In 1947, when India was divided and Bengal was split in two parts, the Ganges and the Ichhamati formed part of the border between India and East Pakistan (later Bangladesh). This has led to problems when suddenly, as these rivers changed course, the border between these two countries had to be marked out again! Now, however, much of the border between India and Bangladesh is marked by high barbed wire fence.
The monsoon season
Every summer, southern Asia and especially India and Bangladesh are drenched by rain that comes from currents of moist air that move in from the Indian Ocean to the south. These rains are known as monsoons.
The Arabic word for season, mawsin, is the origin of the word monsoon, because they happen every year in the summer. The annual monsoon winds bring rains which are very important for agriculture in the Bengal delta, where the people, who are mainly farmers, depend upon the monsoon rains. Exceptionally heavy rains and high winds, however, sometimes cause floods and cyclones, natural disasters that force people to leave their homes. Natural environmental disasters are one of the causes of migration in Bengal, and in many other parts of the world.
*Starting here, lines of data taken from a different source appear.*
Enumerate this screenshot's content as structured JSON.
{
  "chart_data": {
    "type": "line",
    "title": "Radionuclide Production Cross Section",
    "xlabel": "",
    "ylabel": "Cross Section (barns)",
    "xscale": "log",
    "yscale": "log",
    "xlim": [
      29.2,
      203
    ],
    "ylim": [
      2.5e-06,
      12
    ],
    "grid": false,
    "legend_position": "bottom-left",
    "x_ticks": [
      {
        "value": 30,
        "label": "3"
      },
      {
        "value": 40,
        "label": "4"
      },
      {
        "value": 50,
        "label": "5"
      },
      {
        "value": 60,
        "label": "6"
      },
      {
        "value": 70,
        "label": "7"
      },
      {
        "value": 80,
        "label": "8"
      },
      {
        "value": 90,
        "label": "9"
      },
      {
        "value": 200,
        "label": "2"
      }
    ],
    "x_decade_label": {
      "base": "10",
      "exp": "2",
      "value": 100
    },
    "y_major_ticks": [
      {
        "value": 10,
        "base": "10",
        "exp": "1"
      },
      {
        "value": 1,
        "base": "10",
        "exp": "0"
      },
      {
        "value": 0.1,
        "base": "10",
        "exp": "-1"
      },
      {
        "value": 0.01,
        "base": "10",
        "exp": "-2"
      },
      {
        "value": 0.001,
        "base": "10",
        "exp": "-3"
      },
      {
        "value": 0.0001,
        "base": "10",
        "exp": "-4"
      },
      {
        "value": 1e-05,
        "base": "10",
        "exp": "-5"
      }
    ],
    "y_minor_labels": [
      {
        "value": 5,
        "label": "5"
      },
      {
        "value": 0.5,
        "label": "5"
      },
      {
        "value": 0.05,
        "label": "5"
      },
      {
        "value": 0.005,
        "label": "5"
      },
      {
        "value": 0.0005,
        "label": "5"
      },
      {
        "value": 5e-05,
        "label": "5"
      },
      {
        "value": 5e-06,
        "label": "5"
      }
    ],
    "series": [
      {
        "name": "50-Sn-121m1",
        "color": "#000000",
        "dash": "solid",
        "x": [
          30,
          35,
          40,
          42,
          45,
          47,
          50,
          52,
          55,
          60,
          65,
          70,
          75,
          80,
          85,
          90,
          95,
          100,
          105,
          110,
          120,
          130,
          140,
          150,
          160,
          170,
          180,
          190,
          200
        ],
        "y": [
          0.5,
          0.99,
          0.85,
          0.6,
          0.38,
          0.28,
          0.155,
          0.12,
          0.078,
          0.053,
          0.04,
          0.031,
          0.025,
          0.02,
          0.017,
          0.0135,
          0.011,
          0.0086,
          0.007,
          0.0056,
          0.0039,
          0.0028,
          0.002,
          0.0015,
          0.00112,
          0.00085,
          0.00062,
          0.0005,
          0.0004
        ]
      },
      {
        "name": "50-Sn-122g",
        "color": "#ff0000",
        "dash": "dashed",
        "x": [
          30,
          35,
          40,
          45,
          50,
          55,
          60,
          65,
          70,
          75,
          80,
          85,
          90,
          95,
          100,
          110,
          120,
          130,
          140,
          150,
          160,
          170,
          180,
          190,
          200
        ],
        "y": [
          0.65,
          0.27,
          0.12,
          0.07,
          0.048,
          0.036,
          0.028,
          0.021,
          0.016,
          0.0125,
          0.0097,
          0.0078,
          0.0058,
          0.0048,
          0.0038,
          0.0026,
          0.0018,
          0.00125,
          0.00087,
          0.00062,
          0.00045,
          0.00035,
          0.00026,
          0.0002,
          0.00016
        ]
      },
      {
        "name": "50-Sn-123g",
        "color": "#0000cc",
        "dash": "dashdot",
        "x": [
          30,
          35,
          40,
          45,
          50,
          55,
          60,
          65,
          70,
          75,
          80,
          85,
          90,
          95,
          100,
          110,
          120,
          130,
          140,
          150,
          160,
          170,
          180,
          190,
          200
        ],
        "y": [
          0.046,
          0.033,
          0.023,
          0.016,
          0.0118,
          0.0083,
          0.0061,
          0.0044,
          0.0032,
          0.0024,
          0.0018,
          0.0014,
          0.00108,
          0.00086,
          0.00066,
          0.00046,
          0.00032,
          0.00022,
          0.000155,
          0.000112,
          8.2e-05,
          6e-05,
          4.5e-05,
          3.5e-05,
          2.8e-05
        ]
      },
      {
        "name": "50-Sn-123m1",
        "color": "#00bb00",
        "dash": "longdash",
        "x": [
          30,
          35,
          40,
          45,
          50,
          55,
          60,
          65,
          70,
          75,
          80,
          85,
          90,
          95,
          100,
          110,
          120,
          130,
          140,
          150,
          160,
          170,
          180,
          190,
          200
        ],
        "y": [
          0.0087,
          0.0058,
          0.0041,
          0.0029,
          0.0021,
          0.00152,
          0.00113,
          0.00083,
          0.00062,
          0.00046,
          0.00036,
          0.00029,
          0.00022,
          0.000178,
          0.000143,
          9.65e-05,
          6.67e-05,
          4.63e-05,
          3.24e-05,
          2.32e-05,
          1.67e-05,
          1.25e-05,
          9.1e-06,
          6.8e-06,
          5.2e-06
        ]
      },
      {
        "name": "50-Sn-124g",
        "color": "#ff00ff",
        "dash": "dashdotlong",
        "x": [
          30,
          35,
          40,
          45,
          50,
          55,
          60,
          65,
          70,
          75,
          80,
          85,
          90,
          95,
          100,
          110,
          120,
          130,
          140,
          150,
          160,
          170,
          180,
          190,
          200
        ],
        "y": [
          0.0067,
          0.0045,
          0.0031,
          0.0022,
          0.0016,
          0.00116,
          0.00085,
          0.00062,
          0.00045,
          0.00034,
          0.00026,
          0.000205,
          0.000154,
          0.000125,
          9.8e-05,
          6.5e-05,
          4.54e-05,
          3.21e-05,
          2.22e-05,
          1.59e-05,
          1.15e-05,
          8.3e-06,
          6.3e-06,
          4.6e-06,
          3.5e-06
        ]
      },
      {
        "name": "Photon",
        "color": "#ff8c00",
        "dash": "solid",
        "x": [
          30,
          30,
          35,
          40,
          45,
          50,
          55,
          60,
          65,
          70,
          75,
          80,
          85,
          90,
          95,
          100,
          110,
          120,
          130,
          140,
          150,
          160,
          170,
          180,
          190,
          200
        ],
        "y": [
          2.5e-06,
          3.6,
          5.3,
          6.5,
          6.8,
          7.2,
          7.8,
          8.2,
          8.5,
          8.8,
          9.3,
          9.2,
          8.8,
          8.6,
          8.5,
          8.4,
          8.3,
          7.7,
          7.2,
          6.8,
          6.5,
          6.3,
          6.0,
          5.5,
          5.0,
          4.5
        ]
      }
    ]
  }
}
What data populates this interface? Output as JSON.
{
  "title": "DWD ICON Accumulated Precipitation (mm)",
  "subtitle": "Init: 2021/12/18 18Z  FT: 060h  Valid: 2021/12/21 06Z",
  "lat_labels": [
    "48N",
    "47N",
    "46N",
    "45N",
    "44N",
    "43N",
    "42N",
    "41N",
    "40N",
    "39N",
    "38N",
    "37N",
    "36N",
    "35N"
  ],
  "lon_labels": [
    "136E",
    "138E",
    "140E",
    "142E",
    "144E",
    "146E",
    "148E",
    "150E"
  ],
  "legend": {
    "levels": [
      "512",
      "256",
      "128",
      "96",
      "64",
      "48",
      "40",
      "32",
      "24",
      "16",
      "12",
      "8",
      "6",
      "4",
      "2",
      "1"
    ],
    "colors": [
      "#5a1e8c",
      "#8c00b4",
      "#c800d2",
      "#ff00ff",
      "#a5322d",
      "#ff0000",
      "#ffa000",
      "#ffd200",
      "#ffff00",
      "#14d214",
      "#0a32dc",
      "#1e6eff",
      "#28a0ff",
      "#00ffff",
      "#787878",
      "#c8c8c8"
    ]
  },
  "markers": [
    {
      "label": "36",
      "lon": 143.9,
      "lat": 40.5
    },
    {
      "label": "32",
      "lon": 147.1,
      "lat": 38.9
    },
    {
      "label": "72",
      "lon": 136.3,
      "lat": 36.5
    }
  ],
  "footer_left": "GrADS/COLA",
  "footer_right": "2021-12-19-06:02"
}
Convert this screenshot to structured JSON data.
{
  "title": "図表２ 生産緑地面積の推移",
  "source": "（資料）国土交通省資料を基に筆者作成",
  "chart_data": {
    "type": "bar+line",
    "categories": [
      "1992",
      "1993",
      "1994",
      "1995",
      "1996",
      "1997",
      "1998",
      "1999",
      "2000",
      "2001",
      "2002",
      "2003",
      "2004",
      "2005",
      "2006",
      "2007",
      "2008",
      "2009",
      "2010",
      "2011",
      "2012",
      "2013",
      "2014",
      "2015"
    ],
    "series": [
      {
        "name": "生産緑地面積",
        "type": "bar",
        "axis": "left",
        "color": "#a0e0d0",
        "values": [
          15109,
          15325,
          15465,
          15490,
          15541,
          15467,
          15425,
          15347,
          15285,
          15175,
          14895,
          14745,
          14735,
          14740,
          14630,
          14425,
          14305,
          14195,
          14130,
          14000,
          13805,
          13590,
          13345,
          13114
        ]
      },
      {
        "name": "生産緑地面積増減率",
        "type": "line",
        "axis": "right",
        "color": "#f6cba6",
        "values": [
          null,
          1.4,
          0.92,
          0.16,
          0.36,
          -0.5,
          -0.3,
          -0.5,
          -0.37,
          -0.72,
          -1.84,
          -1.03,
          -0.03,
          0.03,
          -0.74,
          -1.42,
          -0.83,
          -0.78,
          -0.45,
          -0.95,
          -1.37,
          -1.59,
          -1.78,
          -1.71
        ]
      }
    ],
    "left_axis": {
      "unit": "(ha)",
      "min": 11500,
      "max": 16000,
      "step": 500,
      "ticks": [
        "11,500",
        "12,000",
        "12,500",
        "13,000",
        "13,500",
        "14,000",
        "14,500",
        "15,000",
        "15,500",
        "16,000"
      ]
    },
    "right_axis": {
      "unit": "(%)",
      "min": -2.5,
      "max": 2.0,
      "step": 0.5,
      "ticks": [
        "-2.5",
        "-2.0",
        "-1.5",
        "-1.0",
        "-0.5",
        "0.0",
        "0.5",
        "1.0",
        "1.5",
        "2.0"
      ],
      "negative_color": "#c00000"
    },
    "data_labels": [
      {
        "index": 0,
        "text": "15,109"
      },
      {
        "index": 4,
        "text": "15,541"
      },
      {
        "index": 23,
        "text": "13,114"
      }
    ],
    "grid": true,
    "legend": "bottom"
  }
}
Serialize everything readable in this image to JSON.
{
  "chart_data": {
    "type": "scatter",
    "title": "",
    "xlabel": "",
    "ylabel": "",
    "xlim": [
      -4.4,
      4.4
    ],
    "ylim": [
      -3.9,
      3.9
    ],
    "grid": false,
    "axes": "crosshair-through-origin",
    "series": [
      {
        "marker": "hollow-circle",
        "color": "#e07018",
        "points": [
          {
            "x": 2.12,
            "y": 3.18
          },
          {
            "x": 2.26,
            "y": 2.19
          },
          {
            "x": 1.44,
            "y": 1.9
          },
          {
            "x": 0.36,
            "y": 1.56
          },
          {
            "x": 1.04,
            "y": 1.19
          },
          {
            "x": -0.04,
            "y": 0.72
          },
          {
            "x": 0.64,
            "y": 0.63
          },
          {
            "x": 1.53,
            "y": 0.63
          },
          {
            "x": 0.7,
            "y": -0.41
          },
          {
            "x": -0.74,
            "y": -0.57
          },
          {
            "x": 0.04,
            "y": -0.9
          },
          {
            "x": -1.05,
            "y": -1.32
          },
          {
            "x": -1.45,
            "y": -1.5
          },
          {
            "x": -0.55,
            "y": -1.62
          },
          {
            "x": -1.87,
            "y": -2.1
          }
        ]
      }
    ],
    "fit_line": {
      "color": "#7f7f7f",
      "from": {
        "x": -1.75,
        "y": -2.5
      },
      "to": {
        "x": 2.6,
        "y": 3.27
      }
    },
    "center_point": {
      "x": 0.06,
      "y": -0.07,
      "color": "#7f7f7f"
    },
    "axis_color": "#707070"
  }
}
Britain's Bangladeshi communities are overwhelmingly concentrated in London. Of the total Bangladeshi population in the UK, 54% lived in the Greater London area and 46% in the rest of the UK.
Bangladeshis made up 2.1% of the total London population in 2001. Within London, Bangladeshis were concentrated in the East End with most of them living in a single borough, Tower Hamlets. The borough has been termed the 'centre' of the UK Bangladeshi population where 65,553 individuals or 22.8% of the Bangladeshi population live. Bangladeshis account for 33% of the total population of Tower Hamlets.
Other London boroughs with high percentages of Bangladeshis are Newham (9%) and Camden (6%). In addition, large numbers also live in Westminster, Islington, and Southwark.
Outside of London, there is a large population of Bangladeshis in Birmingham. In 2001, there were 20,836 Bangladeshis living across Birmingham, comprising 2% of the city's population. At the same time there were 9,817 Bangladeshis living in Oldham, Greater Manchester which accounted for 4.5% of that city's population. In addition there were 7,642 Bangladeshis in Luton and 4,967 in Bradford. There were also a small number of Bangladeshis in Scotland and Wales.